ソの国は平等の下に
「魔術義装試験機43番、聞こえるか、こちら連邦軍参謀本部。被験体43番の休眠状態を解除し、すみやかにこちらの指示に従え」
迷洞樹から帰還した僕を待っていたのは、『政府』と呼ばれる者からの着信だった。
「あ、あなたたちがトゥリーの言っていた『政府』ですか…?」
「…待て。なぜ被験体が既に目覚めている?」
ここが地球と判明したのも束の間、予想外にも真実が近づいてきたため、僕は思わず聞き返す。『政府』はそれに驚嘆してさらに疑問を漏らした。
「おそらく野生動物がコフィンを掘り起こし、休眠解除スイッチに触れたものと思われますわ。それよりも指示、とは」
「待ってくださいトゥリー、それ以前に僕は政府について何も知らないんですよ。そちらに背くつもりはありません…が、せめて、僕が置かれた状況を説明してほしい…というか…」
はやる気持ちを抑えられず、僕は要求をしたが、相手はおそらく国家。少し怖くなって、言葉が尻すぼみになっていく。
「なるほど……わかった、後日、可能な限り情報を送ろう。それから、被検体という呼び方もふさわしくなかったな。無礼を詫びる。名前を教えてくれるかね?」
「ありがとうございます。紫香楽瑛太、といいます」
「しかし瑛太様を起こすということは軍事的な問題が発生したということですわ。なにがあったのです?」
今度はトゥリーが踏み込んで質問する。
「…結論から言おう。
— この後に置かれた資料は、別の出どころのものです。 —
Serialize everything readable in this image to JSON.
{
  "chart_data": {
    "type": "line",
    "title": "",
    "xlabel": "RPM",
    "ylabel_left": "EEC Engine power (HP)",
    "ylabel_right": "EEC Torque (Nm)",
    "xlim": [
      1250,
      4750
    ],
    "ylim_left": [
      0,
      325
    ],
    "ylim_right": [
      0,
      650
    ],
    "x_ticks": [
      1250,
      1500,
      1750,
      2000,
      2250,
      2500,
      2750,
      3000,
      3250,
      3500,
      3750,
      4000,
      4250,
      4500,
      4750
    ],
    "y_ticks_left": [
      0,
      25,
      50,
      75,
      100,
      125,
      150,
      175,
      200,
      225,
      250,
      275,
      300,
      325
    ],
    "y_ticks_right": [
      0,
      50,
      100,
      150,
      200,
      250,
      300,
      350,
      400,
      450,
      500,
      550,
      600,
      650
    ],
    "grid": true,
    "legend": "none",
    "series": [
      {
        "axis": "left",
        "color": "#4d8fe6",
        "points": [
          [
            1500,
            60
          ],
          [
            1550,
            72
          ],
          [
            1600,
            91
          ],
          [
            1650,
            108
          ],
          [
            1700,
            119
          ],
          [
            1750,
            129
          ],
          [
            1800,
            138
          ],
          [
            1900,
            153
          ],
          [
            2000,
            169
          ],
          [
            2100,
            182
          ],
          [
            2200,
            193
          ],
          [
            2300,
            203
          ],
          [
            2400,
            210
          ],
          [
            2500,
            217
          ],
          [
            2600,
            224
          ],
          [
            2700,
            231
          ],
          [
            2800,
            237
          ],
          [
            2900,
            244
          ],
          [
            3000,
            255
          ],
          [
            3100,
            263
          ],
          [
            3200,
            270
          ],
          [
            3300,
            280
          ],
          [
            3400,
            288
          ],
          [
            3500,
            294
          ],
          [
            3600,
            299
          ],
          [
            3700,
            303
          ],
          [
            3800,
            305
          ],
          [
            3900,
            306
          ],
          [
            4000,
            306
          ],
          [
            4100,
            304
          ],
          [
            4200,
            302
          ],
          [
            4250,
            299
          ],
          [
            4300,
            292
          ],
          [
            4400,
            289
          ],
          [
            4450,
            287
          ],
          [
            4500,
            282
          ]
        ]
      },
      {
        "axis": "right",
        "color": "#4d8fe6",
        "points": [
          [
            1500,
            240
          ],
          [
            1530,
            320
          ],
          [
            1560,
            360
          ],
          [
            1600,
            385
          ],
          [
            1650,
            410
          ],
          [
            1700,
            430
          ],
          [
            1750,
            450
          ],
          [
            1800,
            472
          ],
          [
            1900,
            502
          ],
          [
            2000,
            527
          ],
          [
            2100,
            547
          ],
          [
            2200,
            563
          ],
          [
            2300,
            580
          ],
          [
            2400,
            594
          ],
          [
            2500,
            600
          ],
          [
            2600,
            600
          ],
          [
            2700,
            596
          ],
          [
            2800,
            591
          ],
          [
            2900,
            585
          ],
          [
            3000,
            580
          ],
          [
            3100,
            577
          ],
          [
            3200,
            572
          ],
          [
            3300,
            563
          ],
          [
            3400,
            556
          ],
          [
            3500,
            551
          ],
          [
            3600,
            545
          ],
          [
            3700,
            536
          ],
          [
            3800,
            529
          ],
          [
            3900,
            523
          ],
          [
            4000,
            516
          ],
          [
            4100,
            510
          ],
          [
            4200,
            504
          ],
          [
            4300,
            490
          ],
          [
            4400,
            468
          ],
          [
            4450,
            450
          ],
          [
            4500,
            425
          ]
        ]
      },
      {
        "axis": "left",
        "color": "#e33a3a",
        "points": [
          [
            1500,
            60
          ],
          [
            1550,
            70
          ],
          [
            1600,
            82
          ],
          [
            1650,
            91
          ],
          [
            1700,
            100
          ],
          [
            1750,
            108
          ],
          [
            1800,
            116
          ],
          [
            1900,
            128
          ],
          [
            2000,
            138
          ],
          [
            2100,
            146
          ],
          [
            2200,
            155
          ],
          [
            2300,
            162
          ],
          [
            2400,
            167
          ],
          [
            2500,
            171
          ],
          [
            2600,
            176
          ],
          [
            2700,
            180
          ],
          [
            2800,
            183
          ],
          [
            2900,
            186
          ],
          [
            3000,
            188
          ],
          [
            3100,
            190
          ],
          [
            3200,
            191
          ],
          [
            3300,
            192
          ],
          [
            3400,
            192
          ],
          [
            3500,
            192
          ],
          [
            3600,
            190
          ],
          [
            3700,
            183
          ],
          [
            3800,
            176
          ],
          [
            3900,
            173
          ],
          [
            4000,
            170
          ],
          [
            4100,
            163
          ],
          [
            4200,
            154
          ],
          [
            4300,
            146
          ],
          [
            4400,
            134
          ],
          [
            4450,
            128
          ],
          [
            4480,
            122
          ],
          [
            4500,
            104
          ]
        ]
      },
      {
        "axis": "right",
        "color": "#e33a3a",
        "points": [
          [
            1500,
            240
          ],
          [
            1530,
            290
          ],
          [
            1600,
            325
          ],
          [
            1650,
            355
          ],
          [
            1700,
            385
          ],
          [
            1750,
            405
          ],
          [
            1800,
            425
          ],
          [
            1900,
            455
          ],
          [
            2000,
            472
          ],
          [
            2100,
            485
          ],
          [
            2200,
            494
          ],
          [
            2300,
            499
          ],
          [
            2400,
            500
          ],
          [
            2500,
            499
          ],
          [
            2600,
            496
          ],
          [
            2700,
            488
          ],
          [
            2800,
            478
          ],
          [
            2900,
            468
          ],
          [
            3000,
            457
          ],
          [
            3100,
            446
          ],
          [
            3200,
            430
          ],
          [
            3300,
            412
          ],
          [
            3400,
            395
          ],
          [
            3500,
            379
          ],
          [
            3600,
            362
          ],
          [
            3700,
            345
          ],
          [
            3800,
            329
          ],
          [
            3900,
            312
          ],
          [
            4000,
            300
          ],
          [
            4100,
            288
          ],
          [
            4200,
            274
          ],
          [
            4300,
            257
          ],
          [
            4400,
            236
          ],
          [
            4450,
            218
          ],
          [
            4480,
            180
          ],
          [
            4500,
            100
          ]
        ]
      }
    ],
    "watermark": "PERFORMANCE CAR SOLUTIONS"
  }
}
反政府テロ組織の調査と鎮圧を依頼したい」
「て、テロぉ!?」
「落ち着いてくださいませ。元々私たちは軍用兵器、むしろ本業とも言うべき仕事ですわ」
「いやそれも初耳ですからね。なんでいつも大事なことを伏せておくんです?」
「すみません…」
萎縮するトゥリー。今回ばかりはちゃんと反省してほしい。政府からのデータもちゃんと全部教えてくれるか心配だし。
「仲が良くて結構。具体的にはオラリアから北西、海を渡ったところにあるアセアという国に向かってほしい。レジスタンスの動向を探るだけで構わない。君の年齢なら潜入も容易だろう」
「……少し考えさせてください。どちらにせよすぐには動けません」
「わかった。無理をして受ける必要はないが、良い返事を期待している」
そう言うと通話は切れた。
急激に解像度の上がった世界に、僕は戸惑うことしかできなかった。目的もなく、ただ生きることに必死だったから。
レジスタンス、という人々に想いを馳せる。僕が任されたのは要するに彼らとの戦争に加担するということだった。
『政府』は優しい人ではあったが、同時に、僕の関与がなければレジスタンスを虐殺するつもりでいる。
──あの鳥が危ないと思ったら、つい──
リアムの言葉を思い出す。そうだ、必死に生きてるのは僕だけじゃない。振り返ると、リアムがトリクスに稽古をつけてもらう約束をしていた。
皆を見ていると、いつのまにか自分のことだけを考えるなんてできなくなっていた。いや、もっと最初から、僕は──
「トリクスさん、僕にも教えてくれますか?」
「ん? お前も祭に出るのか?」
「いや、これから必要になるかと思うので」
トゥリーの力だけに頼ってはいられない。自分の命は守れるかもしれないが、今それを良しとできる感情は持ち合わせていない。
祭の日…僕がこの国を出る日まで、残り十日。